Het heeft niet veel gescheeld, of we hadden in plaats van dit artikel een afscheidsrede voor de bruinvis moeten schrijven. In de jaren 1960 was deze kleine walvis langs de Noordzeekust namelijk ei zo na uitgeroeid door gifstoffen uit de industrie, die toen nog ongestraft in onze waterlopen geloosd werden. Via de rivieren kwam die rotzooi in de Noordzee terecht, met catastrofale gevolgen voor de bruinvis – en de haring, die bovenaan zijn menu staat. Gelukkig dook de soort een tijdje later weer op, vastberaden om een memorabele comeback te maken. Met succes, want vandaag leven naar schatting zo’n 5.000 tot 10.000 bruinvissen in onze Belgische wateren. 

bruinvis-kop.jpg
Yves Adams

Helaas blijft de bruinvis worstelen met de menselijke aanwezigheid in zijn leefgebied. Vooral vissers die zijn favoriete kostje inpikken, maken het hem moeilijk om voldoende voedsel te vinden, waardoor hij vaak van honger omkomt. Soms raken bruinvissen ook verstrikt in de netten van zo’n vissersboot en verdrinken ze in hun poging om te ontsnappen. Ze kunnen namelijk slechts een paar minuten onder water blijven zonder boven te komen om te ademen. Omdat hij zo bijzonder kwetsbaar is, werd de bruinvis opgenomen op de lijst van beschermde diersoorten. Jagen op een bruinvis is dus absoluut verboden – voor de mens althans, want er loeren nog andere vijanden om de hoek. In 2020 spoelden 65 bruinvissen aan op Belgische stranden, wat een relatief laag aantal is als je weet dat hier de voorbije jaren tussen de 50 en 150 bruinvissen per jaar stranden. Het merendeel van deze dieren kwam aan z’n einde door een aanval van een grijze zeehond

Zie je een aangespoelde bruinvis liggen op het strand?

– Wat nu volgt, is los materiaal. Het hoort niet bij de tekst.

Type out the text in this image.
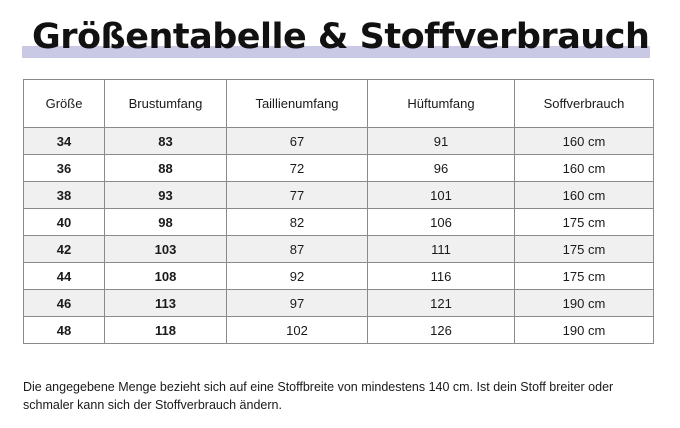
Größentabelle & Stoffverbrauch
Größe	Brustumfang	Taillienumfang	Hüftumfang	Soffverbrauch
34	83	67	91	160 cm
36	88	72	96	160 cm
38	93	77	101	160 cm
40	98	82	106	175 cm
42	103	87	111	175 cm
44	108	92	116	175 cm
46	113	97	121	190 cm
48	118	102	126	190 cm

Die angegebene Menge bezieht sich auf eine Stoffbreite von mindestens 140 cm. Ist dein Stoff breiter oder schmaler kann sich der Stoffverbrauch ändern.
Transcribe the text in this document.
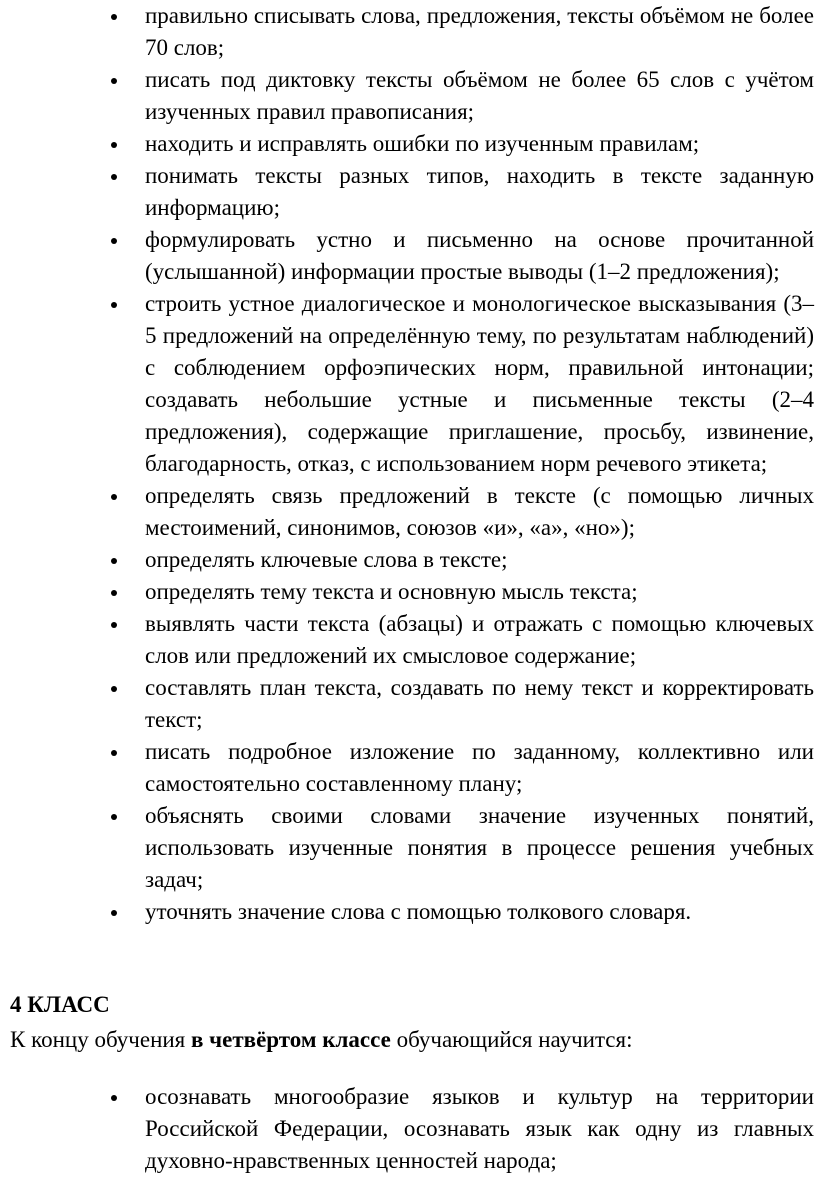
правильно списывать слова, предложения, тексты объёмом не более 70 слов;
писать под диктовку тексты объёмом не более 65 слов с учётом изученных правил правописания;
находить и исправлять ошибки по изученным правилам;
понимать тексты разных типов, находить в тексте заданную информацию;
формулировать устно и письменно на основе прочитанной (услышанной) информации простые выводы (1–2 предложения);
строить устное диалогическое и монологическое высказывания (3–5 предложений на определённую тему, по результатам наблюдений) с соблюдением орфоэпических норм, правильной интонации; создавать небольшие устные и письменные тексты (2–4 предложения), содержащие приглашение, просьбу, извинение, благодарность, отказ, с использованием норм речевого этикета;
определять связь предложений в тексте (с помощью личных местоимений, синонимов, союзов «и», «а», «но»);
определять ключевые слова в тексте;
определять тему текста и основную мысль текста;
выявлять части текста (абзацы) и отражать с помощью ключевых слов или предложений их смысловое содержание;
составлять план текста, создавать по нему текст и корректировать текст;
писать подробное изложение по заданному, коллективно или самостоятельно составленному плану;
объяснять своими словами значение изученных понятий, использовать изученные понятия в процессе решения учебных задач;
уточнять значение слова с помощью толкового словаря.
4 КЛАСС

К концу обучения в четвёртом классе обучающийся научится:

осознавать многообразие языков и культур на территории Российской Федерации, осознавать язык как одну из главных духовно-нравственных ценностей народа;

Zie je een aangespoelde bruinvis liggen op het strand?

Blijf dan op een veilige afstand en contacteer het KBIN of bel het algemeen noodnummer. Een gestrande bruinvis weer in zee proberen te duwen, is niet alleen geweldig stresserend voor het dier in kwestie, maar bovendien loopt hij de kans om opnieuw door dezelfde predator aangevallen te worden. Je kan je waarnemingen van dode én levende bruinvissen ook altijd melden bij Natuurpunt, zodat zij een beter zicht kunnen krijgen op de verspreiding van de soort.